Those same stars looked coldly down that winter upon the teeming city.
The stores were open late that night for last-minute shopping. Crowds hurried through the frozen streets, arms laden with packages. Salvation Army bands competed with the sounds of the traffic. Steam rose from holes in the pavement.
He walked with her, hand in hand, through the crowd. She was smiling at the shop windows, the Santas in the street, the excited, rosy faces of the children, but something in her gaze seemed far away, and always would be.
He, too, was distracted. He was musing upon the holy birth now being celebrated, and upon the unholy one so narrowly averted that very summer. He reminded himself for the thousandth time that nothing, that night, had been born.
And yet the monstrous thing itself, the thing the old man had given his life for, had not been destroyed. Might it not be living still, waiting in its egg of earth? Had he -interrupted the Ceremony in time?

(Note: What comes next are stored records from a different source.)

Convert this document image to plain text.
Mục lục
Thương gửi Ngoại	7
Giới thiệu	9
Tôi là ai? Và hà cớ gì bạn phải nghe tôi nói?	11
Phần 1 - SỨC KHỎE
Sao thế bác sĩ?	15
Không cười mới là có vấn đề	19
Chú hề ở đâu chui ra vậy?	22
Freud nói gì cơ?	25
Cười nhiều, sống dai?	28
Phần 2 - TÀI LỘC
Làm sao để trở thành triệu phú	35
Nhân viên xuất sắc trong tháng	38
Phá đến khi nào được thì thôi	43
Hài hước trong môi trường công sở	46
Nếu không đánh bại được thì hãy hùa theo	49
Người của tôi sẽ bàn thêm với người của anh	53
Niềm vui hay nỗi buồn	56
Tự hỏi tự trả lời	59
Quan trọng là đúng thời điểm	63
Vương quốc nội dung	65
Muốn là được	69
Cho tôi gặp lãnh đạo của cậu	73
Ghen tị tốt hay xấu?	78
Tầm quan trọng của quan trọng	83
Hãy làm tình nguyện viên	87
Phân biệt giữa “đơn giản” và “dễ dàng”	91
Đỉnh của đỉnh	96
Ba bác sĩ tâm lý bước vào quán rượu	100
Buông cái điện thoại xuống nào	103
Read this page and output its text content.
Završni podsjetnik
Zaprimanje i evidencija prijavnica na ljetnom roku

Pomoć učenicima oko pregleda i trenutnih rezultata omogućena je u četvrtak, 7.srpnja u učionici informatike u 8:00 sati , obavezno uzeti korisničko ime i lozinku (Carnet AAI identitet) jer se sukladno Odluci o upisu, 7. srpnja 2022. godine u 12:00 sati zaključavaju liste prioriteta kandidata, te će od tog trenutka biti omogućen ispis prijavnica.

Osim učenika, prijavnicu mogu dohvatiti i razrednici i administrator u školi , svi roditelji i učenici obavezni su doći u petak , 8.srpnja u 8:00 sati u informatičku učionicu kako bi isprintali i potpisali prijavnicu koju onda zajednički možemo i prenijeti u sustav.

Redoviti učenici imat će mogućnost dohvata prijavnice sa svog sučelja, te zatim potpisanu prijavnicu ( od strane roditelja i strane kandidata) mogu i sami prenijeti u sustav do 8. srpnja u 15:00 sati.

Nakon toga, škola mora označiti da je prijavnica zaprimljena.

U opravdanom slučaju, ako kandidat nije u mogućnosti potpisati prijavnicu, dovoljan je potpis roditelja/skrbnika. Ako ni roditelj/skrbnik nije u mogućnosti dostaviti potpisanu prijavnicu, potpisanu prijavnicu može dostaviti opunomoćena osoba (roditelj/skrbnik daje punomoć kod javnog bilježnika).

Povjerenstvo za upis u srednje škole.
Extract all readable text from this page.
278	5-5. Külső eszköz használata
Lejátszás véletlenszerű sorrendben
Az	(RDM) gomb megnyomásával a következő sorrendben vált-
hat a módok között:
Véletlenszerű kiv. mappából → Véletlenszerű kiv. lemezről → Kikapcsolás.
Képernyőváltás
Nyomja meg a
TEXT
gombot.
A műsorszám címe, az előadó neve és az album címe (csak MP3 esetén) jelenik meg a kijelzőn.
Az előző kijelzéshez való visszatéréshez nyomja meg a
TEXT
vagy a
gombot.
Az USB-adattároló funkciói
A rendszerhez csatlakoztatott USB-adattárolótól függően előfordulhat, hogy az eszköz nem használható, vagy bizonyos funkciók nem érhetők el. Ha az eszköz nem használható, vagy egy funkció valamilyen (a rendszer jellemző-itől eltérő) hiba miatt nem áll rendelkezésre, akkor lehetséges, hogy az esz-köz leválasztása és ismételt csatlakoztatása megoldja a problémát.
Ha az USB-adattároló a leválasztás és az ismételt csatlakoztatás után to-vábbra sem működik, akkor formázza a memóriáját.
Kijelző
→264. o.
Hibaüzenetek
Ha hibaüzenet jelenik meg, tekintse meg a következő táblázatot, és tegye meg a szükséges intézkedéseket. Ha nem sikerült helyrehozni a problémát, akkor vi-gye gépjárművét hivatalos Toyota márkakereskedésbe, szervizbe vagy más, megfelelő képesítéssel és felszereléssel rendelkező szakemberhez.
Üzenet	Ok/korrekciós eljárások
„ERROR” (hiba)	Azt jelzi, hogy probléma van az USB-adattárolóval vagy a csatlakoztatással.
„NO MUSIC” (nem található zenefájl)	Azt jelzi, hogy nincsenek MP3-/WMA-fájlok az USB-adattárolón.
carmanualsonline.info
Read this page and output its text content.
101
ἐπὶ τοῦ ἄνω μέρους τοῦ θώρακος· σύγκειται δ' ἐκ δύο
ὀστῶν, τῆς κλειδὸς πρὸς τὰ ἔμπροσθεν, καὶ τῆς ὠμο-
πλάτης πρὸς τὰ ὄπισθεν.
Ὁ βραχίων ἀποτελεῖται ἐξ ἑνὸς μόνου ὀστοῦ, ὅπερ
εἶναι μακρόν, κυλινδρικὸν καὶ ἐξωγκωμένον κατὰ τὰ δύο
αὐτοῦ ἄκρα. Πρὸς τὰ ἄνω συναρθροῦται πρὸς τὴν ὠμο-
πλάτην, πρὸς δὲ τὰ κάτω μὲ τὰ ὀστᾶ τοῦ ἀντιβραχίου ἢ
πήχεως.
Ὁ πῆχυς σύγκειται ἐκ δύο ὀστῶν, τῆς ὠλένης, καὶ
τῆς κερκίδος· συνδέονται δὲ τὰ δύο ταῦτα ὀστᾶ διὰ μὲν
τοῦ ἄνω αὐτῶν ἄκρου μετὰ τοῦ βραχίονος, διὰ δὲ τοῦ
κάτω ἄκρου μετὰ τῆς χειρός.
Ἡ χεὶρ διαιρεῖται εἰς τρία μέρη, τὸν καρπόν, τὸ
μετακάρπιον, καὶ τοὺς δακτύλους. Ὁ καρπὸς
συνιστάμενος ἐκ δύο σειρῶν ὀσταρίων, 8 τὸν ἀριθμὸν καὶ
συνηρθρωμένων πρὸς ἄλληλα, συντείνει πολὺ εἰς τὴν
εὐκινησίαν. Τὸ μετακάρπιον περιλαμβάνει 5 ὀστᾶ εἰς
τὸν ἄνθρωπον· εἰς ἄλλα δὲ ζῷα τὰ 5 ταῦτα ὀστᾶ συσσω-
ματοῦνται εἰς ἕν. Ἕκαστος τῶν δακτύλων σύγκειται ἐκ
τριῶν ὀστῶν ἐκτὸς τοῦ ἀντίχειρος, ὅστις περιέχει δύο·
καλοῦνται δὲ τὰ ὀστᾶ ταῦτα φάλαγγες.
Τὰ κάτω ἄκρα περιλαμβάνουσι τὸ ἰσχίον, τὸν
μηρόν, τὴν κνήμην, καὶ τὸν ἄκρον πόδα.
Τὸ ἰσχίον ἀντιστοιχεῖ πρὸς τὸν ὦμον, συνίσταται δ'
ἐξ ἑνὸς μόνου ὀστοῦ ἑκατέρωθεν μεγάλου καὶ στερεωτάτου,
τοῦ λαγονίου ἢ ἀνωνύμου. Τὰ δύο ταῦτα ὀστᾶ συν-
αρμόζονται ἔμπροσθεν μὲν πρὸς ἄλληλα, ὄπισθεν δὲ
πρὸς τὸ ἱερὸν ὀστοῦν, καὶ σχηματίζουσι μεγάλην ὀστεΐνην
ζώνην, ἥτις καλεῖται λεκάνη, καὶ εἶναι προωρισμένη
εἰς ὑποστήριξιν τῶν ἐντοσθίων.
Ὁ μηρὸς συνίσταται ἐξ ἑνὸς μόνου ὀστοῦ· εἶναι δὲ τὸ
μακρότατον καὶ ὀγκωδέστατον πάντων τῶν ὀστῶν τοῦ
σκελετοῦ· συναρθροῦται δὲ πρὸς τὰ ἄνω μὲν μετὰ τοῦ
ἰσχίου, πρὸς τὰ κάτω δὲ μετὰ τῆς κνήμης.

The stars trembled unseen beyond the lights of the city. He felt his wife's hand in his. Surrounded by the throng, he paused, listened a moment, then walked on.
'What is it, Jeremy?' she asked. 'Is something wrong?'
'It's nothing, honey,' he said. He smiled at her and clutched her hand more tightly. She hadn't heard it.
But he had – he was almost sure of it. Above the sounds of the city, the taxi horns, the music, and the laughter, he had heard the roar of the dragon.